The tiles, which shield the orbiter from heat during its fiery plunge into the atmosphere, were deeply pitted and gouged during takeoff and one tile was completely knocked off, Malone said. The five Atlantis astronauts used the orbiter’s robot arm to inspect the damage during the flight and concluded that the tiles would not cause problems during re-entry, NASA officials said.
Satellite Launching
Atlantis landed Tuesday at Edwards Air Force Base at 3:36 p.m. after a four-day mission in which the crew is believed to have launched a $500-million radar-imaging satellite that will be used to spy on the Soviet Union.
A post-flight inspection showed no heat damage in the area of the missing tile, Malone said. On Wednesday, NASA crews at Edwards were servicing Atlantis and preparing to bolt it piggyback onto a Boeing 747 jumbo jet for a two-day flight back to Cape Canaveral in Florida beginning Sunday, with a stop at Kelly Air Force Base in San Antonio.
The repair of the tiles is not expected to delay Atlantis’ next mission, the April 28 launch of the Magellan spacecraft to Venus.
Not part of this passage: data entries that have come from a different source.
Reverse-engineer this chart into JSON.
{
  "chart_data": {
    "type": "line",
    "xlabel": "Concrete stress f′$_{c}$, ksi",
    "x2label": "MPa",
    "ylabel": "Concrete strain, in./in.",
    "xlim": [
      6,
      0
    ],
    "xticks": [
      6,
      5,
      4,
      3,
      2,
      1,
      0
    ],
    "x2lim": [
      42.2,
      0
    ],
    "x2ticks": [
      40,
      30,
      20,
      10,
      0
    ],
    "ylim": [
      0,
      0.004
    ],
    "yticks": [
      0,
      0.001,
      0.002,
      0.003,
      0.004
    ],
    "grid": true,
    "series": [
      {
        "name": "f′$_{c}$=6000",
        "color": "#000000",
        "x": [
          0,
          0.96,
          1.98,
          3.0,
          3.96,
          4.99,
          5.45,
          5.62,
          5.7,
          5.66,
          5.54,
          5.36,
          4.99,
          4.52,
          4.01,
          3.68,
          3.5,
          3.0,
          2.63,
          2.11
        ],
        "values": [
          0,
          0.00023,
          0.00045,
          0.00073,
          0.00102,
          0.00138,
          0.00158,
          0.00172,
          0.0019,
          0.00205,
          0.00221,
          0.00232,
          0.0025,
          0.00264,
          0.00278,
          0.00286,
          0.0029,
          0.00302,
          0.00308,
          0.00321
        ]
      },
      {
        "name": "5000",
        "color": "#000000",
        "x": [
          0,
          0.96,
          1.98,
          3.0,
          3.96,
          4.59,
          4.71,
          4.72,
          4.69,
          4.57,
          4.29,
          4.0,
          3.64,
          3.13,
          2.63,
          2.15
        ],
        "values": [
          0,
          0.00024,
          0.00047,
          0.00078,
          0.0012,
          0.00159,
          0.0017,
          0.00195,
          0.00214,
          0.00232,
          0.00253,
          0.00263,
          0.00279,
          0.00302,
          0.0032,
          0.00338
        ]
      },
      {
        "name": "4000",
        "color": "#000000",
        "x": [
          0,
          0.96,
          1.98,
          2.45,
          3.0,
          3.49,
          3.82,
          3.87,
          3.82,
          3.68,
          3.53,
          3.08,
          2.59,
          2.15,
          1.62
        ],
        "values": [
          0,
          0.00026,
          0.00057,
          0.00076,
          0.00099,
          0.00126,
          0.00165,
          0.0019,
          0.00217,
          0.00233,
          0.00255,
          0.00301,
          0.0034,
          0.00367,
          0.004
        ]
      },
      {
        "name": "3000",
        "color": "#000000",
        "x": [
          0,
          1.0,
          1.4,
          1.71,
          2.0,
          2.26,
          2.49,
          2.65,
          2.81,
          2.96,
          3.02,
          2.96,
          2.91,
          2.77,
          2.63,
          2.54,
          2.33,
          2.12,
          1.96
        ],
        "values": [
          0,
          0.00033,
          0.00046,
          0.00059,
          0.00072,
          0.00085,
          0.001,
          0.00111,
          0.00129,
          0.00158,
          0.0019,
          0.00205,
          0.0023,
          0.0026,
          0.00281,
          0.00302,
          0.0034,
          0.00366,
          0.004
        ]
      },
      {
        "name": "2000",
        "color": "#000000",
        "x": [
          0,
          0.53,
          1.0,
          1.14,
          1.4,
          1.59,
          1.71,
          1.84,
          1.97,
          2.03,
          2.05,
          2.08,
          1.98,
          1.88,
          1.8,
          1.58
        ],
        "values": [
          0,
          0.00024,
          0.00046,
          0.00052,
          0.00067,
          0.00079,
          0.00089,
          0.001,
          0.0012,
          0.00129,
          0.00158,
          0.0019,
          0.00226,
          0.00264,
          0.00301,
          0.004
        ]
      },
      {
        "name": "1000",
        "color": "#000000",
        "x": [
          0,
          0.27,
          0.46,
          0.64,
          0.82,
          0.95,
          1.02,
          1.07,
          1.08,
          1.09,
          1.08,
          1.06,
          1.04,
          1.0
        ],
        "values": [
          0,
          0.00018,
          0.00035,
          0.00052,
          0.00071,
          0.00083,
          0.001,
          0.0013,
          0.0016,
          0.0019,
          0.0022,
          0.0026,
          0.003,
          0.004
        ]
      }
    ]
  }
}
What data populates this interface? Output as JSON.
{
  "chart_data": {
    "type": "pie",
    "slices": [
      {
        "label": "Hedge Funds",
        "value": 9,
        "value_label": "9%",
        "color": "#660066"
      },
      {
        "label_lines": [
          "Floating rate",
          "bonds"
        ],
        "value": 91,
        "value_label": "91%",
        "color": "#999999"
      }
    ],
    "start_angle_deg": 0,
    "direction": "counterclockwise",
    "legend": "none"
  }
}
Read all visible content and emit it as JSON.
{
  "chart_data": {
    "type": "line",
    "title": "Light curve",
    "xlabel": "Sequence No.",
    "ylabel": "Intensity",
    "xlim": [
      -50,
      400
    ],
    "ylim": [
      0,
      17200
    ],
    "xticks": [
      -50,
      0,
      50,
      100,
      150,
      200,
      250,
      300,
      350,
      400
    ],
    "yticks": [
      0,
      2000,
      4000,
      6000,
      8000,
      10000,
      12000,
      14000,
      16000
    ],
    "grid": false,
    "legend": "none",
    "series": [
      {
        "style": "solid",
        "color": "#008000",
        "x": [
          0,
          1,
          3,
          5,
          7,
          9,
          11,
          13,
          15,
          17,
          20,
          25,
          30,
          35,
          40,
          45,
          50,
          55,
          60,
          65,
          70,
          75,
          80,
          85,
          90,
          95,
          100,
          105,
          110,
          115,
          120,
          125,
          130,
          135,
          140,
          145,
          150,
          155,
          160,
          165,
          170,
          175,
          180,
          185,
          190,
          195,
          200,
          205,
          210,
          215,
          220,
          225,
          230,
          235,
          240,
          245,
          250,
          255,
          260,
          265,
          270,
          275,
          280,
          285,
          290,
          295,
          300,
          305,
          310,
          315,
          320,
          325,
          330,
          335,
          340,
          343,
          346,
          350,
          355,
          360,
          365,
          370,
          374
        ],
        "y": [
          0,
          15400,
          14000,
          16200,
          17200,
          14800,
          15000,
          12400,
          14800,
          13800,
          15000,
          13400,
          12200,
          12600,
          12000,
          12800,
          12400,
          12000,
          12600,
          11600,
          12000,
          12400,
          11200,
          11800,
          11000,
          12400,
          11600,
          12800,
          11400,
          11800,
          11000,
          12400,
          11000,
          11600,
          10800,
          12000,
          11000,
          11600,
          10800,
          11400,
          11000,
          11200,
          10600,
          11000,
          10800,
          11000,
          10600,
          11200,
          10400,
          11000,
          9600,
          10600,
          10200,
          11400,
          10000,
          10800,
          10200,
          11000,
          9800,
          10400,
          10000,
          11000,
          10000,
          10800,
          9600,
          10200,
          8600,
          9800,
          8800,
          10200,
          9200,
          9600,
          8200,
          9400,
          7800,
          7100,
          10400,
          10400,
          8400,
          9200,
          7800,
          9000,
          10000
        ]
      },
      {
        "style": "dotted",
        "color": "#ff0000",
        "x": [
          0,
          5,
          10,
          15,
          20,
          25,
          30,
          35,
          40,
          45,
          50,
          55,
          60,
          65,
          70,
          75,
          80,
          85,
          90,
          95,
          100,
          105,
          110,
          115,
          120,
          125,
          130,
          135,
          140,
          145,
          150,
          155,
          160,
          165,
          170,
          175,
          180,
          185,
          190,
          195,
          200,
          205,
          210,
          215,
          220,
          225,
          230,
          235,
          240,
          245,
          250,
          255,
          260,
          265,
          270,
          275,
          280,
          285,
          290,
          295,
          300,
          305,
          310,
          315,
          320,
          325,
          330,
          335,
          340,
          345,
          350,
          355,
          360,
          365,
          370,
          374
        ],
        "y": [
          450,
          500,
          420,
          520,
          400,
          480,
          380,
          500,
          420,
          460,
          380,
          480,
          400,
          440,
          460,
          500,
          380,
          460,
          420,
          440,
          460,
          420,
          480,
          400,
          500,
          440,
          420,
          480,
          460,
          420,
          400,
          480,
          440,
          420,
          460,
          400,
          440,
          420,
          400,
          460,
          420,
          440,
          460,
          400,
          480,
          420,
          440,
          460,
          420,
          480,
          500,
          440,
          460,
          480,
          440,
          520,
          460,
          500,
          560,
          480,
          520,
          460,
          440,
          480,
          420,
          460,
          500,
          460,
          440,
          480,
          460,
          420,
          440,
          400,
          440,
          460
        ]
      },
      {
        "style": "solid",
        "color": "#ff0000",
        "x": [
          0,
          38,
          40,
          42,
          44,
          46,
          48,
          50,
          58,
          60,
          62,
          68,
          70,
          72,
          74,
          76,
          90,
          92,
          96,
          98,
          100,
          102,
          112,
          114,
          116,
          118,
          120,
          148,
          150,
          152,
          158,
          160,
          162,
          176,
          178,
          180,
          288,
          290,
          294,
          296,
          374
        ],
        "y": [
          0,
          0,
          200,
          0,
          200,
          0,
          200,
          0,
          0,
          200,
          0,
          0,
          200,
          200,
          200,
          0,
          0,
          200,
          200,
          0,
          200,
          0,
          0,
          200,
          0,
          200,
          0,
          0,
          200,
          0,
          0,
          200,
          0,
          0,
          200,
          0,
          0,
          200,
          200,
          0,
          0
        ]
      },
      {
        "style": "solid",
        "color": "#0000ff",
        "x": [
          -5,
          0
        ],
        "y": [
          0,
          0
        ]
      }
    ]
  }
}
The five astronauts flew home to Houston on Tuesday night and took Wednesday off to be with their families before beginning a debriefing by officials from NASA and the Air Force, which sponsored the flight.
NASA officials have formed an assessment team to try to determine what caused the damage to the tiles. A preliminary viewing of videotapes of the Friday morning launch show an unknown object flying away from the right-hand side of the orbiter’s nose, where the damage was mostly localized, seconds after the orbiter separated from its two solid-rocket boosters.
The object may have been insulation from the shuttle’s external fuel tank or cork insulation from the right-side booster but “we’re not going to go out and speculate right now,” said Conrad Nagel, the engineer in charge of Atlantis’ launch processing.